While in Africa, Dr. Hall built a ship for a merchant citizen of Liberia, which bore his name (James Hall), and on the stern was carved a crutch and a hook cane as his coat of arms. He devoted nearly forty years of his life to the cause of African Colonization; not however as an advocate of any general deportation of the colored people of this country, but for the relief it afforded to the manumitted in the days of salvery and the colonization of Africa.
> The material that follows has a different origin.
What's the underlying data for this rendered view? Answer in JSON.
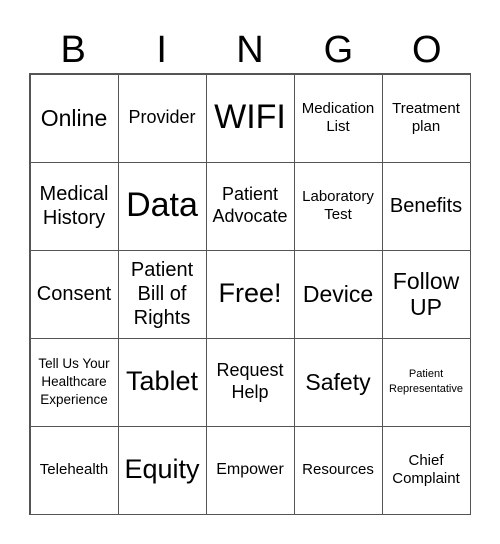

The following was taken directly out of a book entitled "Ancestry of a few of The Descendants of Edward Hall of Rehoboth, Mass., with intermarriages", author unknown:
"Dr. James Hall, who died at Claremont, Elkridge, on Saturday, in the 88th year of his age, was buried in his lot in Green Mount Cemetery in this city yesterday. The funeral services were held in Grace Protestant Episcopal Church, and a large
assemblage of friends and neighbors witnessed the last sad rites. It was the end of one of the most remarkable men that ever left this state for a career on another continent. It was Doctor Hall who did such wonderful work in Liberia."